GIULIO LAURENTI


“Un film in digitale girato come finto backstage di un documentario vero che avrà come protagonista Baba Sissoko, il grande musicista del Mali”.
Così Giulio Laurenti, 38enne romano scrittore, cortista, autore di videoclip e creatore della web tv letteraria nonleggere.it, annuncia il suo progetto Mamadù.
E a chi non afferra all’istante, spiega: “Il 20 dicembre andrò in Africa con una troupe ridottissima, appena 7 persone, girerò un documentario su Baba che, dopo due anni di assenza, torna nel suo paese con un grande concerto. Con noi ci sarà un’attrice che sarà presentata al clan Sissoko come la seconda moglie di Baba. L’obiettivo è filmare la loro reazione e il senso di straniamento di un’immigrata italiana alle prese con la poligamia e la nuova realtà africana. Così, oltre al documentario, porteremo a casa il lungometraggio di 80 minuti dal titolo Mamadù che mostrerà anche il lavoro della troupe, una combinazione tra realtà e finzione. Il disco della colonna sonora, firmato da Sissoko, sarà distribuito da “il manifesto”.
Costo della complessa operazione 50mila euro raccolti tra vari finanziatori: “La totale indipendenza produttiva ci dà una grande libertà – dice Laurenti – certo, i soldi sono pochi ma faremo di necessità virtù. In fondo anche Dogma è nato così”.
A coordinare la produzione sarà Ruggero Di Paola, fondatore con Federico Micali e Sirio Zaccheroni, della giovane casa di produzione L’occhio e la luna.

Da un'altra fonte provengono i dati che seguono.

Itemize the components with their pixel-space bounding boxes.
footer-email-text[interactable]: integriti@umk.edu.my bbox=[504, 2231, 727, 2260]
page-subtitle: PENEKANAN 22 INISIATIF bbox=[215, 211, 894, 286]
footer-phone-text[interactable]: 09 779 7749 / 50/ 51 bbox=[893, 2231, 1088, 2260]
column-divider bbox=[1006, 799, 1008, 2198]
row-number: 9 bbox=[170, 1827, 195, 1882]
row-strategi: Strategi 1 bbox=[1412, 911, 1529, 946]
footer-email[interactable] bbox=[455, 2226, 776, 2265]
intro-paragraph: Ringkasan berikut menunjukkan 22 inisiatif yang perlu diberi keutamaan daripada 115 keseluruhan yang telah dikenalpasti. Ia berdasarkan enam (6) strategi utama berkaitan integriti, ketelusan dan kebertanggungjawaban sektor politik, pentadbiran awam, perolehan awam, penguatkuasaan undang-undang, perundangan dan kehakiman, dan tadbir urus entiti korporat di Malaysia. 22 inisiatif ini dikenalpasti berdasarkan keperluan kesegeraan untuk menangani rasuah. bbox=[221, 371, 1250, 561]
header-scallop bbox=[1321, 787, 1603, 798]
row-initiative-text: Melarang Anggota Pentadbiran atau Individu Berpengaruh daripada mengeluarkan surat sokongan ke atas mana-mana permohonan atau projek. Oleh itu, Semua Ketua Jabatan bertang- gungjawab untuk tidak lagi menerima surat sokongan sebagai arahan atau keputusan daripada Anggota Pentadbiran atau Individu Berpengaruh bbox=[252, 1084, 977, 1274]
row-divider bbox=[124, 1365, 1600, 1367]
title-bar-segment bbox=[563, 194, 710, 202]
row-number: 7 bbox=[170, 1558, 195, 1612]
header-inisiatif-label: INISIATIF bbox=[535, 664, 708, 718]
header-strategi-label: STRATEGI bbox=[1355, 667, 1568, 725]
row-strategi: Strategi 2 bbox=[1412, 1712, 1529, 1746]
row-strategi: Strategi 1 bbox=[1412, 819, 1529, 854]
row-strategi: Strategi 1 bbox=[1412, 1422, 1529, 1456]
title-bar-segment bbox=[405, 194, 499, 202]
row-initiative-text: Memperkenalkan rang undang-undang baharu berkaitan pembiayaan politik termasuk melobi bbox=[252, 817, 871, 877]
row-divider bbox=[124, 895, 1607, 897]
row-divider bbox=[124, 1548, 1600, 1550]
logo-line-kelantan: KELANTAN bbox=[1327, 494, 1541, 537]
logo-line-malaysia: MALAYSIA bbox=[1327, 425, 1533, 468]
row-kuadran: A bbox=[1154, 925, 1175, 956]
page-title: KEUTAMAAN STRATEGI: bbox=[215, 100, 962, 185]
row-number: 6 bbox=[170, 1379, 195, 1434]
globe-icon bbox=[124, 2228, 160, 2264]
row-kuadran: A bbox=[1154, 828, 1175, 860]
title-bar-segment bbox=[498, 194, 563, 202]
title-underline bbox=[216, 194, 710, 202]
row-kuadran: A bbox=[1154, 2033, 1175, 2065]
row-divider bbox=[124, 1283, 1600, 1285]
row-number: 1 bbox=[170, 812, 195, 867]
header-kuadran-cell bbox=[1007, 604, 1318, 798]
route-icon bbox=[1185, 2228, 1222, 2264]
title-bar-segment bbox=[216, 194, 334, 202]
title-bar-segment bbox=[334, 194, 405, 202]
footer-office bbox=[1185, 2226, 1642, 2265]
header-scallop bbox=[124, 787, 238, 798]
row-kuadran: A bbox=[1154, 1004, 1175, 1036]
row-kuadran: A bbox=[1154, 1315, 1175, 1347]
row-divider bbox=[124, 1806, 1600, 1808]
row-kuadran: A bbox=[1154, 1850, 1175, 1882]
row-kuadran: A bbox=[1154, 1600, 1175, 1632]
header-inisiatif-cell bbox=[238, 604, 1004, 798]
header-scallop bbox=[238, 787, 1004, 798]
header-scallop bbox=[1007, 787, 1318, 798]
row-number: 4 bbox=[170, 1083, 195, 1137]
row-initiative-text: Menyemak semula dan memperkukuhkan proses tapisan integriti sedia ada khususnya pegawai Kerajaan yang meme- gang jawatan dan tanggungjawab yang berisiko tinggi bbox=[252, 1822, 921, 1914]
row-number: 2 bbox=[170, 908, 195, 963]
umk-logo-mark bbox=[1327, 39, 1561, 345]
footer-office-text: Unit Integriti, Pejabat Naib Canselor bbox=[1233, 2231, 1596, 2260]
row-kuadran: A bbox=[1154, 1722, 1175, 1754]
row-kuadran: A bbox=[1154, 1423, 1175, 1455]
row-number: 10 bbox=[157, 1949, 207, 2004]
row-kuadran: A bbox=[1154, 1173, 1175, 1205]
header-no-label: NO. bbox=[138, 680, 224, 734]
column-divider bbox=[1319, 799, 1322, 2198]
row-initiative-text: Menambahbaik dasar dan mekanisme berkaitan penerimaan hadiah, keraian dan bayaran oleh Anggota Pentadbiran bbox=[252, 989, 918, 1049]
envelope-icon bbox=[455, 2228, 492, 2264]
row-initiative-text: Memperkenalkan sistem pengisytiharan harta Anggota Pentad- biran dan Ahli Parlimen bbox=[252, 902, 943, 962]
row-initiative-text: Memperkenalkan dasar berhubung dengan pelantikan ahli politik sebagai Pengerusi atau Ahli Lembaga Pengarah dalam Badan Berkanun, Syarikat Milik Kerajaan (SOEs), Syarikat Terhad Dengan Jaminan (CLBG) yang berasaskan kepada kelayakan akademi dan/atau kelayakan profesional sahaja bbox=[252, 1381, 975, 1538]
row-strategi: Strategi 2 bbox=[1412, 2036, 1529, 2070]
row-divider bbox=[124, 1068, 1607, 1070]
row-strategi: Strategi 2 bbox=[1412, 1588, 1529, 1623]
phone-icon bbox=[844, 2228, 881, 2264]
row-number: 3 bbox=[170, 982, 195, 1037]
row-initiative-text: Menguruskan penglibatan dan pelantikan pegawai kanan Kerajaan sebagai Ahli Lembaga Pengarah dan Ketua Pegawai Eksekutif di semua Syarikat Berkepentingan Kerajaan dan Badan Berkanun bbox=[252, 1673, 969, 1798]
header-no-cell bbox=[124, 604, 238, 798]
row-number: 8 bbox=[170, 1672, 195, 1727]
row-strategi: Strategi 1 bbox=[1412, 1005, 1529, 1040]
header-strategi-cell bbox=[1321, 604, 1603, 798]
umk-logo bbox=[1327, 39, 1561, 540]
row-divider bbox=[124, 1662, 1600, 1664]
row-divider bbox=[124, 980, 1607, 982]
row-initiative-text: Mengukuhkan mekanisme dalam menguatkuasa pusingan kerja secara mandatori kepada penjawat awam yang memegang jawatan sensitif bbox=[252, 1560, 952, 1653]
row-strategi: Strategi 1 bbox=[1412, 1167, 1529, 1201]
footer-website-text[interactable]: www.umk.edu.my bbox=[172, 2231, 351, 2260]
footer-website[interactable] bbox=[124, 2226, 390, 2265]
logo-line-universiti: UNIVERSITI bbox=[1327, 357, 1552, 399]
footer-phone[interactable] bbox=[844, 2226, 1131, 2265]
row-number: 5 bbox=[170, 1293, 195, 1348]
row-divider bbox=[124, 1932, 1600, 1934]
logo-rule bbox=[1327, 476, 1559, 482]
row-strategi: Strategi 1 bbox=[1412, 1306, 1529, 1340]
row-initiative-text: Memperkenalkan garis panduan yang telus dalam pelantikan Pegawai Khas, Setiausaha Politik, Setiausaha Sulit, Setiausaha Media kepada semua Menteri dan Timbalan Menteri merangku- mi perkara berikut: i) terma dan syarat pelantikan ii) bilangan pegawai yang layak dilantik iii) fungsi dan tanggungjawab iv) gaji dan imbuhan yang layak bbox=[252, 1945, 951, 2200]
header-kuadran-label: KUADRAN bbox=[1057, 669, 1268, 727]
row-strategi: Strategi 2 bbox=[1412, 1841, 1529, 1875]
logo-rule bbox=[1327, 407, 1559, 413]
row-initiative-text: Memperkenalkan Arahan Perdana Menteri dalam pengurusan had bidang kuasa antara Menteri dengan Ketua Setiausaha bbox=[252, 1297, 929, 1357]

Come ha reagito Baba Sissoko alla proposta del film?
Molto bene. Anzi, direi che l’idea è stata di entrambi. Ci conosciamo dal Capodanno 2001, ho girato dei videoclip per lui e mi ha chiesto di seguirlo in Africa per realizzare un documentario sul suo clan, un gruppo di 200 persone che vivono tra l’Africa, gli Usa, il Canada, la Francia, la Gran Bretagna e l’Italia. Poi ho raccontato a Baba la storia di una mia amica fidanzata con un senegalese. Ha scoperto che lui aveva un’altra moglie, ha accettato la situazione ed è andata in Senegal da sola a conoscere la famiglia di lui. Affascinato dalla storia, Baba ha accettato la proposta di farne un film e ha suggerito di ambientarlo nella sua famiglia.

Che rapporto ci sarà tra il documentario e il film?
Il documentario mostrerà Baba che costruisce i suoi strumenti musicali nella jungla e la cultura dei Sissoko, un clan di griots, figure chiave nelle comunità africane, un mix tra sciamani, artisti e psicoanalisti. Al centro ci sarà il confronto tra due generazioni: quella di Baba, musicista jazz, e suo padre che invece suona il blues tradizionale africano. Alcune immagini saranno usate per il film che invece metterà in scena la reazione del clan all’arrivo della moglie italiana e, insieme, il lavoro della troupe che gira.

Parlaci dell’aspetto stilistico del lungometraggio.
L’obiettivo è dar vita ad un’estetica dell’immagine rubata spiando le reazioni del clan Sissoko all’arrivo della “moglie” di Baba. Non c’è una sceneggiatura ma un canovaccio di 10 situazioni da riprendere. Lasceremo tantissimo spazio all’imprevisto. E’ un esperimento libero dalle sovrastrutture della produzione. Quasi un grado zero della regia. Ha molto a che fare con il teatro di Peter Brook e Eugenio Barba in cui la performance scaturisce dall’incontro di due gruppi estranei. Il progetto è pensato per il digitale che con la sua leggerezza ci permetterà di girare senza infastidire il clan.

I tempi di ripresa e montaggio?
Gireremo per 3 o 4 settimane. Il montaggio e la post-produzione dovranno essere realizzati il più veloce possibile per bruciare sul tempo Martin Scorsese. Nell’ambito di un progetto che coinvolge altri 6 registi di fama mondiale, Scorsese ha girato tra i Sissoko un documentario dal titolo From Mali to Mississipi. Sarà la lotta della pulce contro l’elefante: la nostra velocità contro i suoi milioni di dollari.